It's not every day that an accomplished U.S. Judge publicly dismisses the Bill of Rights, but that's exactly what happened at a Cyber Crime conference in Washington, D.C. last week. Judge Richard Posner said that privacy is "overvalued" during a debate about digital privacy.

Posner, a judge on the U.S. Court of Appeals for the Seventh Circuit, either forgot about the 4th Amendment that protects Americans from unreasonable searches and seizures, or he thinks that privacy has become an obsolete right in the digital age. Judge Posner continued on to say that the U.S. National Security Agency should have carte blanche to collect any information they want, for any reason, at any time.

Think you should have a reasonable expectation of privacy? Well, according to Judge Posner, you must be a bad person. At the Cyber Crime Conference, Posner added that privacy is only requested by people who want to conceal unsavory activities. That's less than comforting logic from a top legal mind.
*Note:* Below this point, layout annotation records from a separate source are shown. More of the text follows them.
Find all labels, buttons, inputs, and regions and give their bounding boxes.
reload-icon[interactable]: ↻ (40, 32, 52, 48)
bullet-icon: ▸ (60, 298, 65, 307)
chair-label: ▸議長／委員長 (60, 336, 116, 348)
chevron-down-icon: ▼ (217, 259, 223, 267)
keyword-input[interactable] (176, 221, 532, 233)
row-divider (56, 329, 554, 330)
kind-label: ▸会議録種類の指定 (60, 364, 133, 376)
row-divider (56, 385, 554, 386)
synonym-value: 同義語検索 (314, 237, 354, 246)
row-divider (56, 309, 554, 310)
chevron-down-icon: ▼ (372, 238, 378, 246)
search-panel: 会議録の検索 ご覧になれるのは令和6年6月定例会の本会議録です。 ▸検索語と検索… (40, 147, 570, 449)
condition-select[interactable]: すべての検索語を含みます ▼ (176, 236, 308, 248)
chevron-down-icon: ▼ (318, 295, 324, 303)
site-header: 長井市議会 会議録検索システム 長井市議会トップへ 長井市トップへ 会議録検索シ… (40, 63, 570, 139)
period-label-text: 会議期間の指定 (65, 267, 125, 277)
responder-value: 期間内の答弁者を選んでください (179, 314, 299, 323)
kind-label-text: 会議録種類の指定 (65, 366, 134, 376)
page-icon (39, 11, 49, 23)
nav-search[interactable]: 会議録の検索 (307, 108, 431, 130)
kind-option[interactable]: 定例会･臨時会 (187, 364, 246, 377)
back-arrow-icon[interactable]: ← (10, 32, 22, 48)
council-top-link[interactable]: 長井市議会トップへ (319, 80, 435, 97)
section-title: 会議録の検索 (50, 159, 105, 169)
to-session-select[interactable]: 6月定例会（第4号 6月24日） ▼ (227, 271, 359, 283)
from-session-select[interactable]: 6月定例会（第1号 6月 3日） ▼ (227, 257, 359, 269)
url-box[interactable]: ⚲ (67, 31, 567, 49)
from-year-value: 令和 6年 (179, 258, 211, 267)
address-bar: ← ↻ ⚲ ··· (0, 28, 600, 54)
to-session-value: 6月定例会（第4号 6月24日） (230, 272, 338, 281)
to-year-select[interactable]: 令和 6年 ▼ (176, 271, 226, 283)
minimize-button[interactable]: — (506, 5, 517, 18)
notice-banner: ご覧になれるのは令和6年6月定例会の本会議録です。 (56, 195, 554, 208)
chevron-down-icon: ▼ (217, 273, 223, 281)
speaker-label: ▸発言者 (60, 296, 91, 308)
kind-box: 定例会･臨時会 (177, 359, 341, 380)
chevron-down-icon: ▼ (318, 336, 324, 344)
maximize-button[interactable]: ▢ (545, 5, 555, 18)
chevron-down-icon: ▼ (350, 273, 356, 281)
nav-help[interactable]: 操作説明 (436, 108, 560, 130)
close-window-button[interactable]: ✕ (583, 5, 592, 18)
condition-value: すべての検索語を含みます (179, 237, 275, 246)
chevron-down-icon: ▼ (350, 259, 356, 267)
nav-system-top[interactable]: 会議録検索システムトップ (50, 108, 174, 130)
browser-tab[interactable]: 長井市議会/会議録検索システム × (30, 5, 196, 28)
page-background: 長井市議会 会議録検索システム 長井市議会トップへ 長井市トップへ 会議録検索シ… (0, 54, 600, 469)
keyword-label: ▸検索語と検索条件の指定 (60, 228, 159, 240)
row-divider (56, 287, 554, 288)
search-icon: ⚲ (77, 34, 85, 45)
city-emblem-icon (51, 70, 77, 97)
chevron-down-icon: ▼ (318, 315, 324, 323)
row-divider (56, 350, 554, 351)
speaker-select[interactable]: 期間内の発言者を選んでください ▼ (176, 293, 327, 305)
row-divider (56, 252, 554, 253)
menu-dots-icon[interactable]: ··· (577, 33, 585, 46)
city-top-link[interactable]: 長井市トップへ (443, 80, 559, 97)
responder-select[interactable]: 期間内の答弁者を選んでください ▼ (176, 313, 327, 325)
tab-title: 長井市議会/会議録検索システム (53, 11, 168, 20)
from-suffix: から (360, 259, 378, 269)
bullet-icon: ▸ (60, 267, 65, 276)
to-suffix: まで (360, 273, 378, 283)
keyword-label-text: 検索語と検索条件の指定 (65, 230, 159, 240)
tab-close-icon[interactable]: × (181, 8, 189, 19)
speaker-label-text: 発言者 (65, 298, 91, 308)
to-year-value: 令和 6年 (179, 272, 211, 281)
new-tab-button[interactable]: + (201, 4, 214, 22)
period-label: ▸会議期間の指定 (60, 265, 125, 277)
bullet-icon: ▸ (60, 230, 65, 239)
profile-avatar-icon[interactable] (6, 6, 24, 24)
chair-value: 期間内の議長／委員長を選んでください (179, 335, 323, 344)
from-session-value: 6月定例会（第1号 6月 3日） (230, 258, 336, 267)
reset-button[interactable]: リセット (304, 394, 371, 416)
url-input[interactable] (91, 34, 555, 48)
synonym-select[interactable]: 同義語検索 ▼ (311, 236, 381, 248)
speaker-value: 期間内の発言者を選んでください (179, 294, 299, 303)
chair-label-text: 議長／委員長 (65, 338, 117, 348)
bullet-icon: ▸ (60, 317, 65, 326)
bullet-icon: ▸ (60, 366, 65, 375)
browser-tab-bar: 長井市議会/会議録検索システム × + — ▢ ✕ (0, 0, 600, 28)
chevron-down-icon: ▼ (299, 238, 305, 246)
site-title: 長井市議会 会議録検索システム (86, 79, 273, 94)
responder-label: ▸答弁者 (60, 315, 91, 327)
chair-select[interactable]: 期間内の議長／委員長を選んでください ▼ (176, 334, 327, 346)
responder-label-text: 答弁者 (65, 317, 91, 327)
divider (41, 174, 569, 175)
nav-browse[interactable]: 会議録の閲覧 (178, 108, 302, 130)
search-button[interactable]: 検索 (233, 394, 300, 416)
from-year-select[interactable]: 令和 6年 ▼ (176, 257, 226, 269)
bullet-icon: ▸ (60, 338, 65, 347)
Unfortunately, the judge's comments echo the kind of mismanagement and mistrust of the American public that's commonplace at the NSA under the Obama administration. Thomas Drake, a former NSA executive turned whistle-blower, released documents exposing financial waste, fraud, and abuse of privacy happening under President Obama's supervision. Drake confirmed that the NSA frequently searched and obtained data unconstitutionally, far exceeding the digital information searches that were criticized under the former Bush administration.

At the Cyber Crime Conference, Judge Posner openly supported increased government control. Not only did he suggest stripping citizens of their privacy rights, but he also stomped on American ingenuity and recommended banning businesses from producing technology products with encryption software. What's next? A ban on locking the door to our home?